Willis Brian H, Riley Richard D
Institute of Applied Health Research, University of Birmingham, U.K.
Research Institute for Primary Care and Health Sciences, Keele University, U.K.
Stat Med. 2017 Sep 20;36(21):3283-3301. doi: 10.1002/sim.7372. Epub 2017 Jun 15.
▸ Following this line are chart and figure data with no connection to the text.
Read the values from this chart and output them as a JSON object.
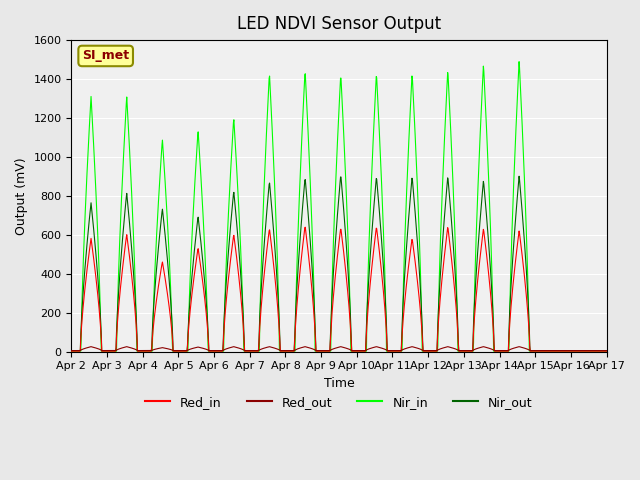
{
  "title": "LED NDVI Sensor Output",
  "xlabel": "Time",
  "ylabel": "Output (mV)",
  "ylim": [
    0,
    1600
  ],
  "yticks": [
    0,
    200,
    400,
    600,
    800,
    1000,
    1200,
    1400,
    1600
  ],
  "xlabels": [
    "Apr 2",
    "Apr 3",
    "Apr 4",
    "Apr 5",
    "Apr 6",
    "Apr 7",
    "Apr 8",
    "Apr 9",
    "Apr 10",
    "Apr 11",
    "Apr 12",
    "Apr 13",
    "Apr 14",
    "Apr 15",
    "Apr 16",
    "Apr 17"
  ],
  "legend_labels": [
    "Red_in",
    "Red_out",
    "Nir_in",
    "Nir_out"
  ],
  "legend_colors": [
    "#ff0000",
    "#8b0000",
    "#00ff00",
    "#006400"
  ],
  "color_red_in": "#ff0000",
  "color_red_out": "#8b0000",
  "color_nir_in": "#00ff00",
  "color_nir_out": "#006400",
  "annotation_text": "SI_met",
  "annotation_facecolor": "#ffff99",
  "annotation_edgecolor": "#8b8b00",
  "annotation_textcolor": "#8b0000",
  "background_color": "#e8e8e8",
  "plot_bg_color": "#f0f0f0",
  "peaks_red_in": [
    580,
    600,
    460,
    530,
    600,
    630,
    645,
    635,
    640,
    580,
    640,
    630,
    620
  ],
  "peaks_nir_in": [
    1310,
    1310,
    1090,
    1135,
    1200,
    1430,
    1445,
    1425,
    1430,
    1430,
    1445,
    1475,
    1495
  ],
  "peaks_nir_out": [
    760,
    810,
    730,
    690,
    820,
    870,
    890,
    905,
    895,
    895,
    895,
    875,
    900
  ],
  "peaks_red_out": [
    20,
    20,
    15,
    18,
    20,
    20,
    20,
    20,
    20,
    20,
    20,
    20,
    20
  ]
}
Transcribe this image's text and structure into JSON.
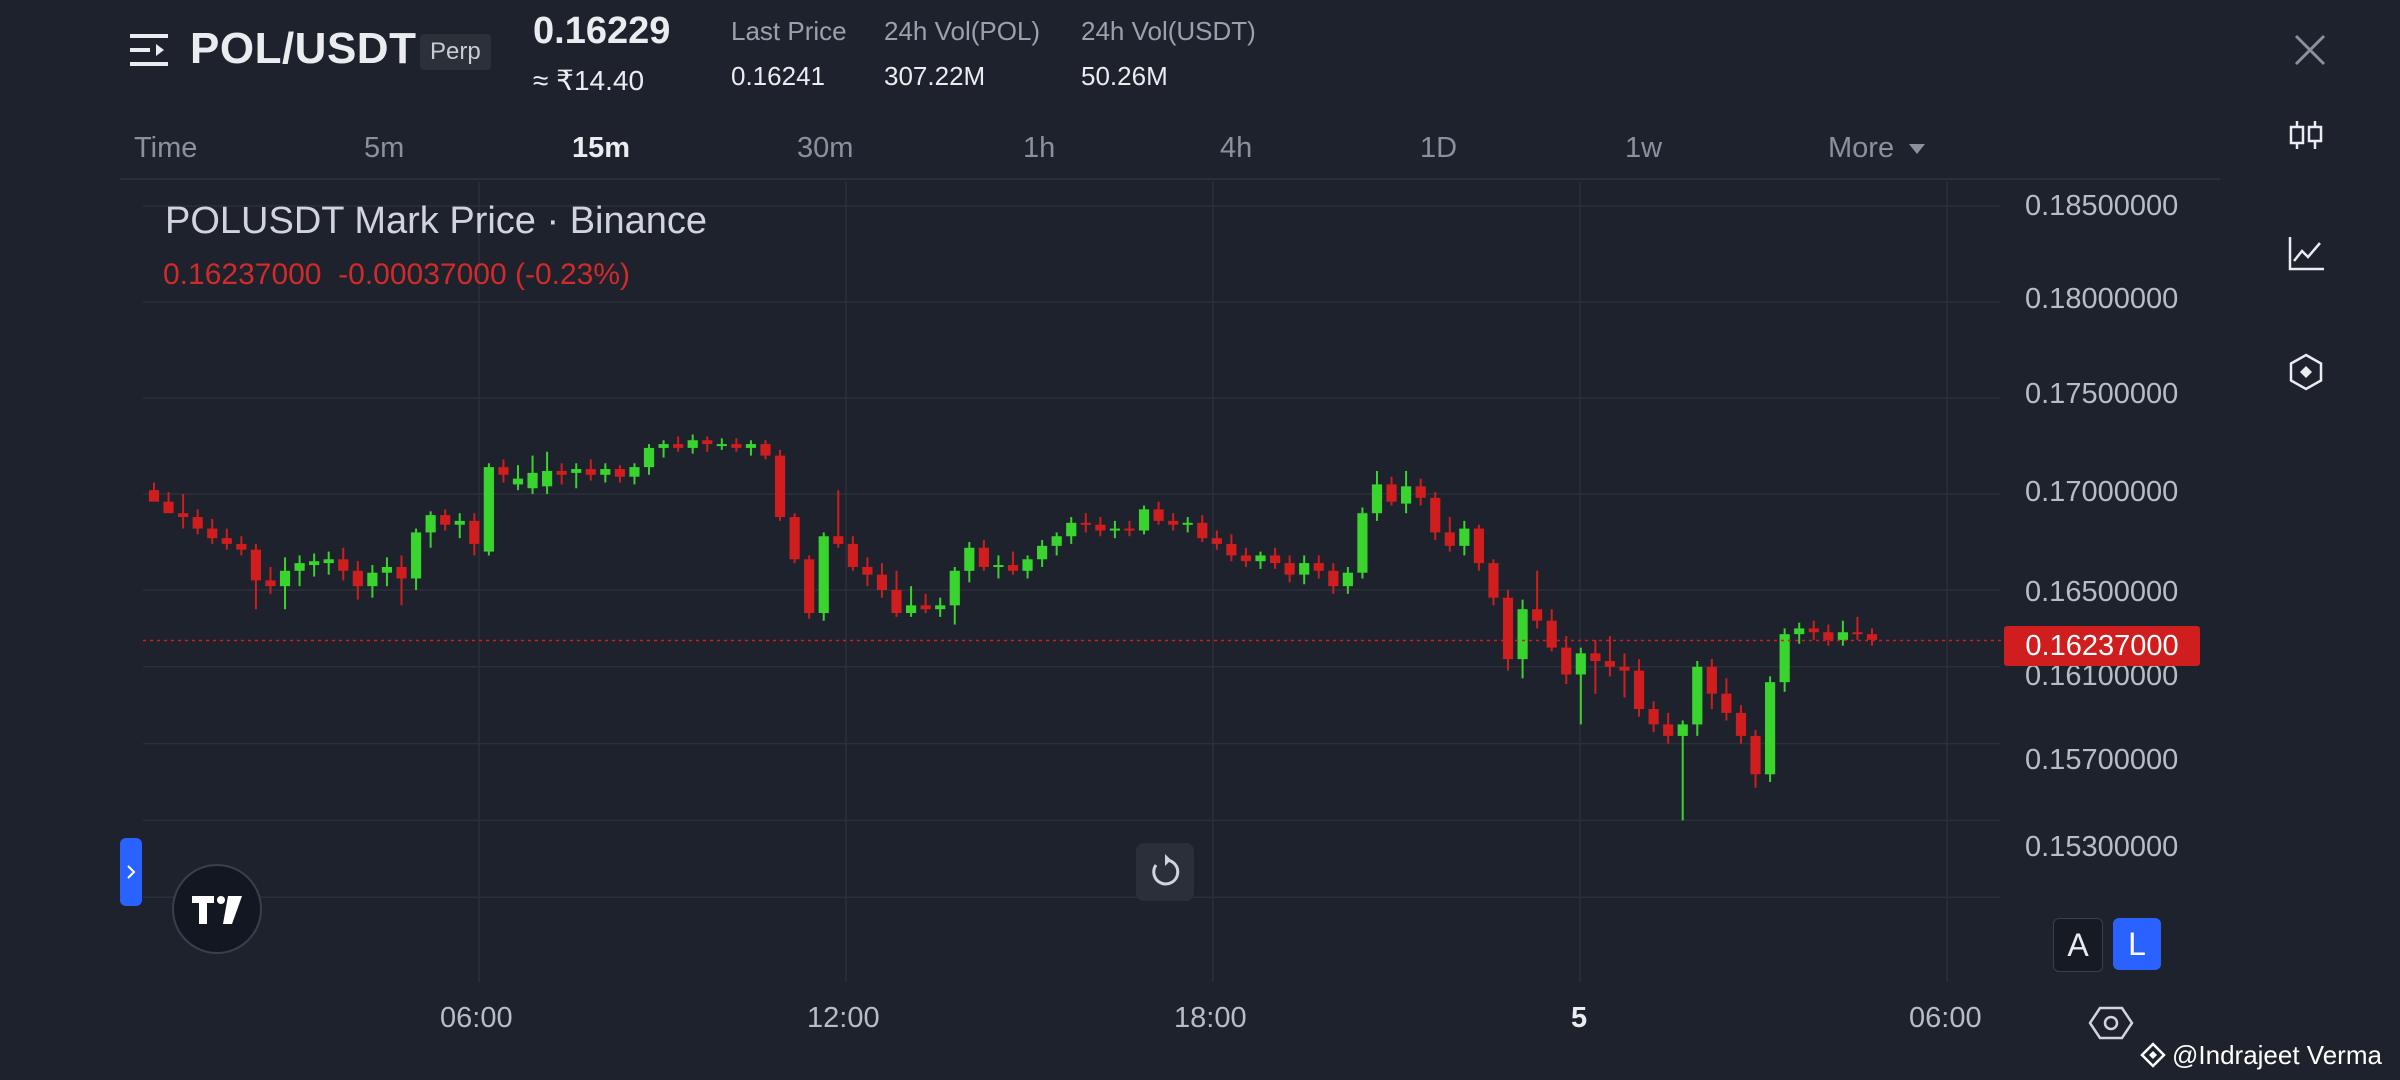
{
  "header": {
    "pair": "POL/USDT",
    "badge": "Perp",
    "price": "0.16229",
    "price_inr": "≈ ₹14.40",
    "stats": [
      {
        "label": "Last Price",
        "value": "0.16241"
      },
      {
        "label": "24h Vol(POL)",
        "value": "307.22M"
      },
      {
        "label": "24h Vol(USDT)",
        "value": "50.26M"
      }
    ]
  },
  "timeframes": [
    "Time",
    "5m",
    "15m",
    "30m",
    "1h",
    "4h",
    "1D",
    "1w",
    "More"
  ],
  "active_timeframe": "15m",
  "chart": {
    "title": "POLUSDT Mark Price · Binance",
    "last": "0.16237000",
    "change": "-0.00037000 (-0.23%)",
    "price_tag": "0.16237000",
    "y_labels": [
      "0.18500000",
      "0.18000000",
      "0.17500000",
      "0.17000000",
      "0.16500000",
      "0.16100000",
      "0.15700000",
      "0.15300000"
    ],
    "x_labels": [
      "06:00",
      "12:00",
      "18:00",
      "5",
      "06:00"
    ],
    "scale_buttons": [
      "A",
      "L"
    ]
  },
  "chart_data": {
    "type": "candlestick",
    "title": "POLUSDT Mark Price · Binance",
    "ylim": [
      0.15,
      0.187
    ],
    "up_color": "#39d42e",
    "down_color": "#d01d1d",
    "last_price": 0.16237,
    "ohlc_note": "",
    "candles": [
      [
        0.1702,
        0.1706,
        0.1698,
        0.1696
      ],
      [
        0.1696,
        0.1701,
        0.1693,
        0.169
      ],
      [
        0.169,
        0.17,
        0.1682,
        0.1688
      ],
      [
        0.1688,
        0.1692,
        0.1679,
        0.1682
      ],
      [
        0.1682,
        0.1687,
        0.1674,
        0.1677
      ],
      [
        0.1677,
        0.1682,
        0.1671,
        0.1674
      ],
      [
        0.1674,
        0.1678,
        0.1668,
        0.1671
      ],
      [
        0.1671,
        0.1674,
        0.164,
        0.1655
      ],
      [
        0.1655,
        0.1662,
        0.1648,
        0.1652
      ],
      [
        0.1652,
        0.1667,
        0.164,
        0.166
      ],
      [
        0.166,
        0.1668,
        0.1652,
        0.1664
      ],
      [
        0.1663,
        0.1669,
        0.1657,
        0.1665
      ],
      [
        0.1664,
        0.167,
        0.1658,
        0.1666
      ],
      [
        0.1666,
        0.1672,
        0.1655,
        0.166
      ],
      [
        0.166,
        0.1665,
        0.1645,
        0.1652
      ],
      [
        0.1652,
        0.1663,
        0.1646,
        0.1659
      ],
      [
        0.1659,
        0.1667,
        0.1652,
        0.1662
      ],
      [
        0.1662,
        0.1668,
        0.1642,
        0.1656
      ],
      [
        0.1656,
        0.1682,
        0.165,
        0.168
      ],
      [
        0.168,
        0.1691,
        0.1672,
        0.1689
      ],
      [
        0.1689,
        0.1692,
        0.1681,
        0.1684
      ],
      [
        0.1684,
        0.169,
        0.1677,
        0.1686
      ],
      [
        0.1686,
        0.169,
        0.1668,
        0.1674
      ],
      [
        0.167,
        0.1716,
        0.1668,
        0.1714
      ],
      [
        0.1714,
        0.1718,
        0.1706,
        0.171
      ],
      [
        0.1705,
        0.1715,
        0.1702,
        0.1708
      ],
      [
        0.1703,
        0.172,
        0.17,
        0.1711
      ],
      [
        0.1704,
        0.1722,
        0.17,
        0.1712
      ],
      [
        0.1712,
        0.1716,
        0.1705,
        0.171
      ],
      [
        0.1711,
        0.1716,
        0.1703,
        0.1713
      ],
      [
        0.1713,
        0.1718,
        0.1707,
        0.171
      ],
      [
        0.171,
        0.1716,
        0.1706,
        0.1713
      ],
      [
        0.1713,
        0.1715,
        0.1706,
        0.1709
      ],
      [
        0.1709,
        0.1716,
        0.1705,
        0.1714
      ],
      [
        0.1714,
        0.1726,
        0.171,
        0.1724
      ],
      [
        0.1724,
        0.1728,
        0.1719,
        0.1726
      ],
      [
        0.1726,
        0.173,
        0.1722,
        0.1724
      ],
      [
        0.1724,
        0.1731,
        0.1721,
        0.1728
      ],
      [
        0.1728,
        0.173,
        0.1722,
        0.1726
      ],
      [
        0.1726,
        0.1729,
        0.1723,
        0.1726
      ],
      [
        0.1726,
        0.1729,
        0.1722,
        0.1724
      ],
      [
        0.1724,
        0.1728,
        0.172,
        0.1726
      ],
      [
        0.1726,
        0.1728,
        0.1718,
        0.172
      ],
      [
        0.172,
        0.1723,
        0.1686,
        0.1688
      ],
      [
        0.1688,
        0.169,
        0.1664,
        0.1666
      ],
      [
        0.1666,
        0.1668,
        0.1635,
        0.1638
      ],
      [
        0.1638,
        0.168,
        0.1634,
        0.1678
      ],
      [
        0.1678,
        0.1702,
        0.1672,
        0.1674
      ],
      [
        0.1674,
        0.1678,
        0.166,
        0.1662
      ],
      [
        0.1662,
        0.1667,
        0.1652,
        0.1658
      ],
      [
        0.1658,
        0.1664,
        0.1646,
        0.165
      ],
      [
        0.165,
        0.166,
        0.1636,
        0.1638
      ],
      [
        0.1638,
        0.1652,
        0.1636,
        0.1642
      ],
      [
        0.1642,
        0.1648,
        0.1638,
        0.164
      ],
      [
        0.164,
        0.1646,
        0.1636,
        0.1642
      ],
      [
        0.1642,
        0.1662,
        0.1632,
        0.166
      ],
      [
        0.166,
        0.1675,
        0.1654,
        0.1672
      ],
      [
        0.1672,
        0.1676,
        0.166,
        0.1662
      ],
      [
        0.1662,
        0.1668,
        0.1656,
        0.1663
      ],
      [
        0.1663,
        0.167,
        0.1658,
        0.166
      ],
      [
        0.166,
        0.1668,
        0.1656,
        0.1666
      ],
      [
        0.1666,
        0.1676,
        0.1662,
        0.1673
      ],
      [
        0.1673,
        0.168,
        0.1668,
        0.1678
      ],
      [
        0.1678,
        0.1688,
        0.1674,
        0.1685
      ],
      [
        0.1685,
        0.169,
        0.168,
        0.1684
      ],
      [
        0.1684,
        0.1688,
        0.1678,
        0.1681
      ],
      [
        0.1681,
        0.1686,
        0.1677,
        0.1682
      ],
      [
        0.1682,
        0.1686,
        0.1678,
        0.1681
      ],
      [
        0.1681,
        0.1694,
        0.1679,
        0.1692
      ],
      [
        0.1692,
        0.1696,
        0.1684,
        0.1686
      ],
      [
        0.1686,
        0.169,
        0.1681,
        0.1684
      ],
      [
        0.1684,
        0.1688,
        0.168,
        0.1685
      ],
      [
        0.1685,
        0.1689,
        0.1675,
        0.1677
      ],
      [
        0.1677,
        0.1681,
        0.1671,
        0.1674
      ],
      [
        0.1674,
        0.1679,
        0.1665,
        0.1668
      ],
      [
        0.1668,
        0.1672,
        0.1662,
        0.1665
      ],
      [
        0.1665,
        0.167,
        0.1661,
        0.1668
      ],
      [
        0.1668,
        0.1672,
        0.1661,
        0.1664
      ],
      [
        0.1664,
        0.1668,
        0.1654,
        0.1658
      ],
      [
        0.1658,
        0.1668,
        0.1653,
        0.1664
      ],
      [
        0.1664,
        0.1668,
        0.1656,
        0.166
      ],
      [
        0.166,
        0.1664,
        0.1648,
        0.1652
      ],
      [
        0.1652,
        0.1662,
        0.1648,
        0.1659
      ],
      [
        0.1659,
        0.1693,
        0.1656,
        0.169
      ],
      [
        0.169,
        0.1712,
        0.1686,
        0.1705
      ],
      [
        0.1705,
        0.1709,
        0.1694,
        0.1696
      ],
      [
        0.1695,
        0.1712,
        0.169,
        0.1704
      ],
      [
        0.1704,
        0.1708,
        0.1694,
        0.1698
      ],
      [
        0.1698,
        0.1701,
        0.1676,
        0.168
      ],
      [
        0.168,
        0.1688,
        0.167,
        0.1673
      ],
      [
        0.1673,
        0.1686,
        0.1668,
        0.1682
      ],
      [
        0.1682,
        0.1684,
        0.166,
        0.1664
      ],
      [
        0.1664,
        0.1666,
        0.1642,
        0.1646
      ],
      [
        0.1646,
        0.165,
        0.1608,
        0.1614
      ],
      [
        0.1614,
        0.1645,
        0.1604,
        0.164
      ],
      [
        0.164,
        0.166,
        0.163,
        0.1634
      ],
      [
        0.1634,
        0.164,
        0.1618,
        0.162
      ],
      [
        0.162,
        0.1626,
        0.1601,
        0.1606
      ],
      [
        0.1606,
        0.162,
        0.158,
        0.1617
      ],
      [
        0.1617,
        0.1624,
        0.1596,
        0.1613
      ],
      [
        0.1613,
        0.1626,
        0.1605,
        0.161
      ],
      [
        0.161,
        0.1617,
        0.1594,
        0.1608
      ],
      [
        0.1608,
        0.1614,
        0.1584,
        0.1588
      ],
      [
        0.1588,
        0.1592,
        0.1576,
        0.158
      ],
      [
        0.158,
        0.1586,
        0.157,
        0.1574
      ],
      [
        0.1574,
        0.1582,
        0.153,
        0.158
      ],
      [
        0.158,
        0.1613,
        0.1574,
        0.161
      ],
      [
        0.161,
        0.1614,
        0.1588,
        0.1596
      ],
      [
        0.1596,
        0.1604,
        0.1582,
        0.1586
      ],
      [
        0.1586,
        0.159,
        0.157,
        0.1574
      ],
      [
        0.1574,
        0.1577,
        0.1547,
        0.1554
      ],
      [
        0.1554,
        0.1605,
        0.155,
        0.1602
      ],
      [
        0.1602,
        0.163,
        0.1597,
        0.1627
      ],
      [
        0.1627,
        0.1633,
        0.1622,
        0.163
      ],
      [
        0.163,
        0.1634,
        0.1624,
        0.1628
      ],
      [
        0.1628,
        0.1632,
        0.1621,
        0.1624
      ],
      [
        0.1624,
        0.1634,
        0.1621,
        0.1628
      ],
      [
        0.1628,
        0.1636,
        0.1624,
        0.1627
      ],
      [
        0.1627,
        0.163,
        0.1621,
        0.1624
      ]
    ]
  },
  "watermark": "@Indrajeet  Verma",
  "colors": {
    "background": "#1e222d",
    "accent": "#2962ff",
    "up": "#39d42e",
    "down": "#d01d1d"
  },
  "icons": [
    "menu-icon",
    "close-icon",
    "candlestick-icon",
    "line-chart-icon",
    "indicator-icon",
    "reset-icon",
    "settings-icon",
    "tradingview-logo"
  ]
}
An important question for clinicians appraising a meta-analysis is: are the findings likely to be valid in their own practice-does the reported effect accurately represent the effect that would occur in their own clinical population? To this end we advance the concept of statistical validity-where the parameter being estimated equals the corresponding parameter for a new independent study. Using a simple ('leave-one-out') cross-validation technique, we demonstrate how we may test meta-analysis estimates for statistical validity using a new validation statistic, Vn, and derive its distribution. We compare this with the usual approach of investigating heterogeneity in meta-analyses and demonstrate the link between statistical validity and homogeneity. Using a simulation study, the properties of Vn and the Q statistic are compared for univariate random effects meta-analysis and a tailored meta-regression model, where information from the setting (included as model covariates) is used to calibrate the summary estimate to the setting of application. Their properties are found to be similar when there are 50 studies or more, but for fewer studies Vn has greater power but a higher type 1 error rate than Q. The power and type 1 error rate of Vn are also shown to depend on the within-study variance, between-study variance, study sample size, and the number of studies in the meta-analysis. Finally, we apply Vn to two published meta-analyses and conclude that it usefully augments standard methods when deciding upon the likely validity of summary meta-analysis estimates in clinical practice. © 2017 The Authors. Statistics in Medicine published by John Wiley & Sons Ltd.
对于评估荟萃分析的临床医生来说,一个重要的问题是:这些研究结果在他们自己的临床实践中可能有效吗?报告的效应是否准确代表了在他们自己的临床人群中会出现的效应?为此,我们提出了统计效度的概念,即所估计的参数等于一项新的独立研究的相应参数。使用一种简单的(“留一法”)交叉验证技术,我们展示了如何使用新的验证统计量Vn来检验荟萃分析估计的统计效度,并推导其分布。我们将此与荟萃分析中研究异质性的常用方法进行比较,并证明统计效度与同质性之间的联系。通过一项模拟研究,比较了单变量随机效应荟萃分析和定制的荟萃回归模型中Vn和Q统计量的性质,其中来自研究背景(作为模型协变量纳入)的信息用于将汇总估计校准到应用背景。当有50项或更多研究时,发现它们的性质相似,但对于较少的研究,Vn比Q具有更大的功效,但I型错误率更高。Vn的功效和I型错误率还显示取决于研究内方差、研究间方差、研究样本量以及荟萃分析中的研究数量。最后,我们将Vn应用于两项已发表的荟萃分析,并得出结论,在确定临床实践中荟萃分析汇总估计的可能效度时,它有效地增强了标准方法。© 2017作者。《医学统计学》由约翰·威利父子有限公司出版。